The Guardian has a piece lauding the medal count as a triumph of central planning, comrades, which we should salute and embrace. Meanwhile, other press points to the relatively high proportion of people from private schooling and the virtues of accepting elitism as a necessary condition of progress.
Perhaps, but the great age of the old grammar schools were years when the medal count was not as good as we were led to hope for. While some private schools were organised more fully for sport, the general picture was one of amateurism and something minor in the great game of life.
But that was Britain and if the Olympics at the top end was a battle between the American universities and colleges and the Soviet and Communist East military, so be it. In those innocent days which lasted until relatively recently, we should take account of the research benefits accruing to the pharmaceutical industries.
My chief complaint is the media wipeout of other news. Unless you are a dedicated web searcher, for the vast majority relying on main media, all sorts of strange and interesting things could be happening that our leaders can avoid either telling us about, or later that the relevant issues arose during the Olympics.
Beyond this there are strange things. John Major had been brought out from an attic of history, dustier than most, to be praised for his foresight and work in created a national lottery, gambling for all at a price, that has funded so much of the basic provision for the preparation of contestants.
The effect is that the lottery is entirely voluntary, nobody has to buy a ticket, so we can claim that this is truly a people's success. That it entails unbridled elitism in that we are only concerned with the winners must appeal to one group of political philosophers or another, but I am unable to work out which.
Perhaps they have gone for a walk.

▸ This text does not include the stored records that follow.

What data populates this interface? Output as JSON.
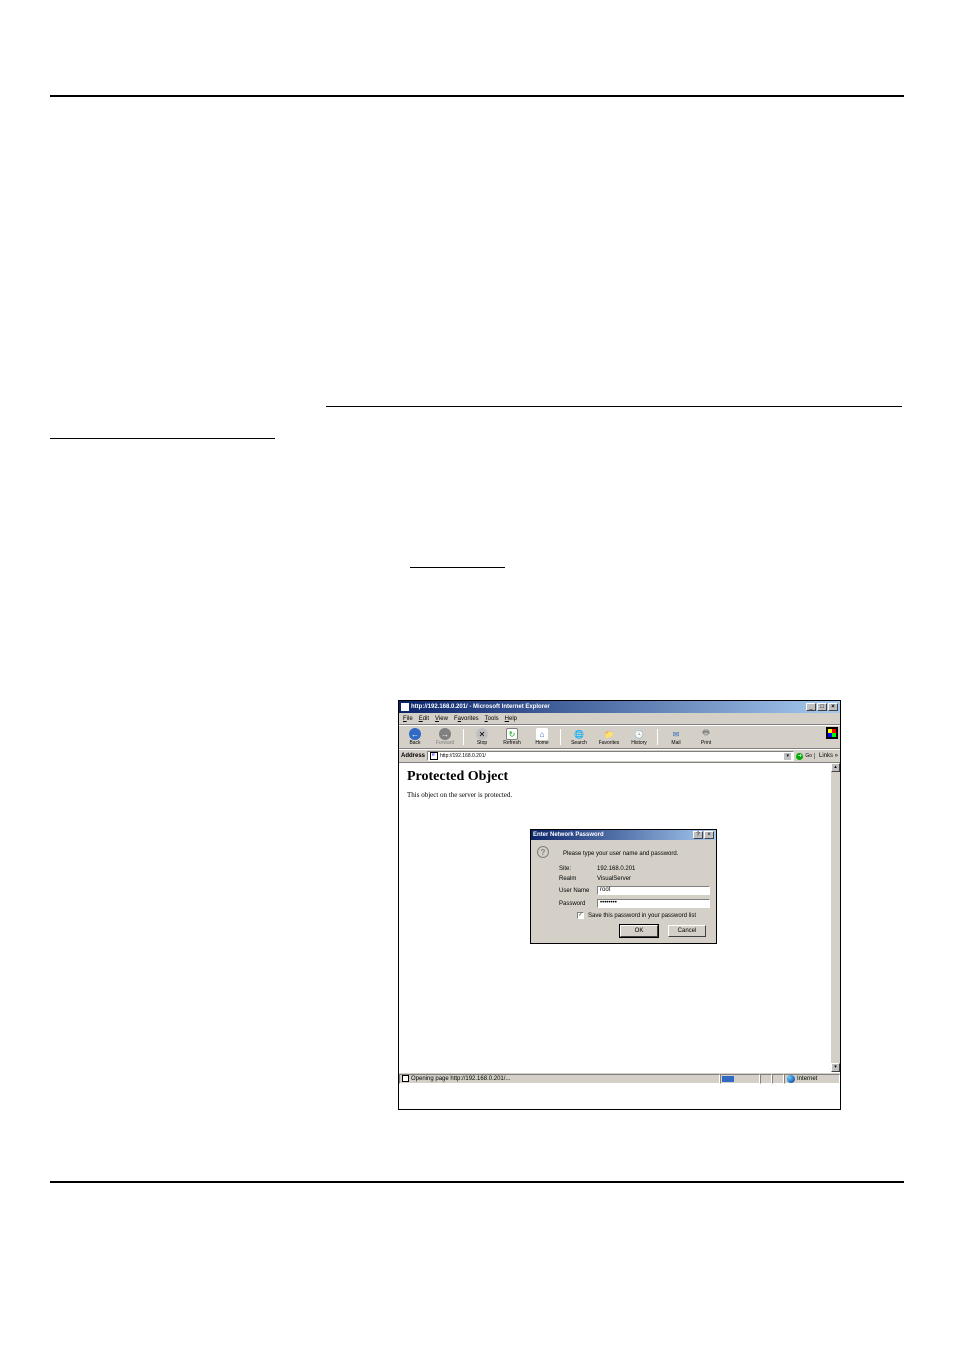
{
  "window": {
    "title": "http://192.168.0.201/ - Microsoft Internet Explorer",
    "minimize_label": "_",
    "maximize_label": "□",
    "close_label": "×"
  },
  "menu": {
    "file": "File",
    "edit": "Edit",
    "view": "View",
    "favorites": "Favorites",
    "tools": "Tools",
    "help": "Help"
  },
  "toolbar": {
    "back": "Back",
    "forward": "Forward",
    "stop": "Stop",
    "refresh": "Refresh",
    "home": "Home",
    "search": "Search",
    "favorites": "Favorites",
    "history": "History",
    "mail": "Mail",
    "print": "Print"
  },
  "addressbar": {
    "label": "Address",
    "value": "http://192.168.0.201/",
    "go_label": "Go",
    "links_label": "Links »"
  },
  "page": {
    "heading": "Protected Object",
    "text": "This object on the server is protected."
  },
  "dialog": {
    "title": "Enter Network Password",
    "help_label": "?",
    "close_label": "×",
    "instruction": "Please type your user name and password.",
    "site_label": "Site:",
    "site_value": "192.168.0.201",
    "realm_label": "Realm",
    "realm_value": "VisualServer",
    "user_label": "User Name",
    "user_value": "root",
    "pass_label": "Password",
    "pass_value": "••••••••",
    "save_label": "Save this password in your password list",
    "ok_label": "OK",
    "cancel_label": "Cancel"
  },
  "statusbar": {
    "text": "Opening page http://192.168.0.201/...",
    "zone": "Internet"
  }
}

It was in the 1948 London Olympics where UK men won only a handful of medals, none gold, that Tebbs Lloyd Johnson, picture above, aged 48 took a bronze in the 50 Km walk. To this day, he is the only Olympic athlete I have ever known. He was an amateur in the sense that his wife ran the boarding house and he earned income as a handyman.

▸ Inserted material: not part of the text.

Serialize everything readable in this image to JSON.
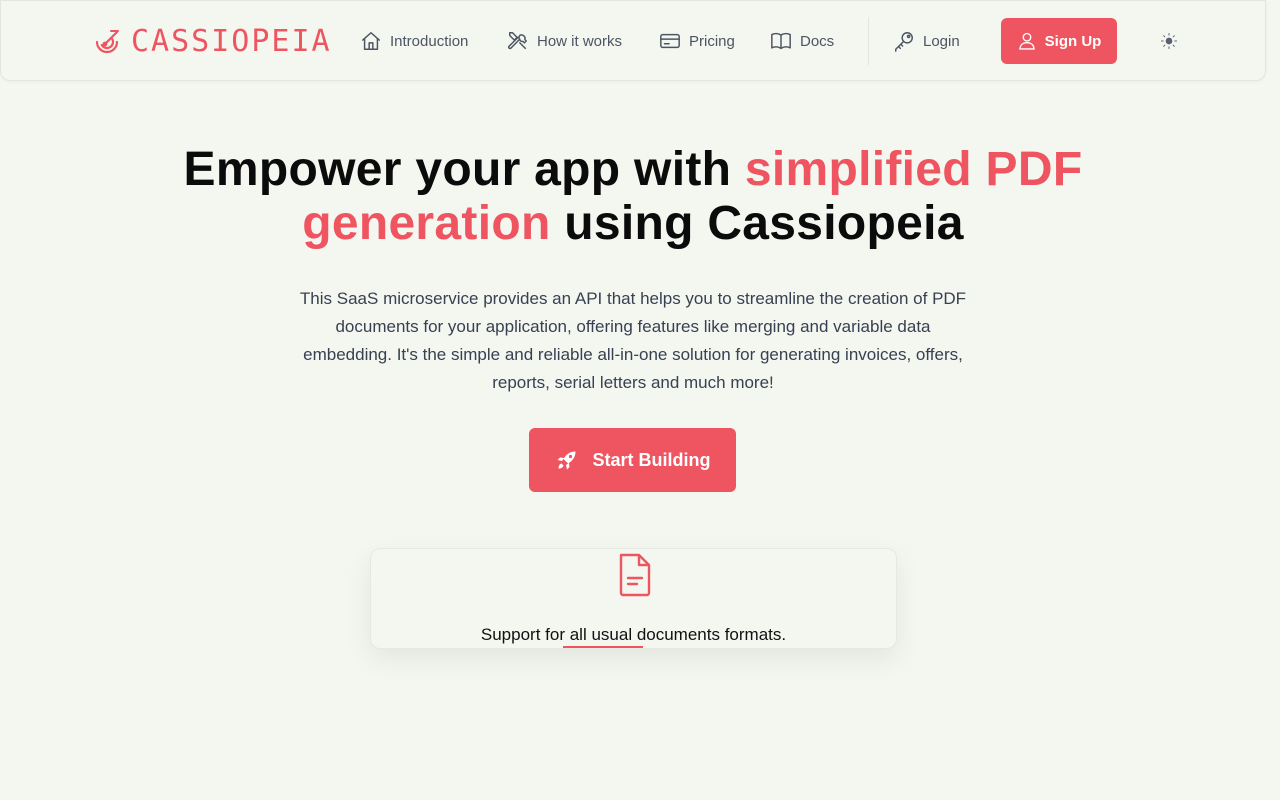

A far cry from the world of "Chariots Of Fire", which for many is their basic source for past Olympics. But in some ways the Olympics are and have been a living fiction. To claim them for central planning and a triumph of Trotsky thought is to claim that this is the way to run and economy and society. Yet the nature of the individuality of those involved is diametrically opposed to this.
To argue that elites are good if we give them most of the money is wrong headed. The contestants are mostly able to perform as a consequence of particular physical and genetic advantages. I doubt that eugenics is the best answer to all our political and social problems, history suggests otherwise.
As for schools, if you have around the country a few schools that have careful selection requirements arising from sports etc. being a central feature of their specialisation, then inevitably, these private schools will see a higher proportion of their people gaining medals.
It might be better if we do want to watch and enjoy the spectacle, the excitement and the rest of people contesting to win the great prize in their field, we should do just that.
We are paying for it, so just ignore all the nonsense.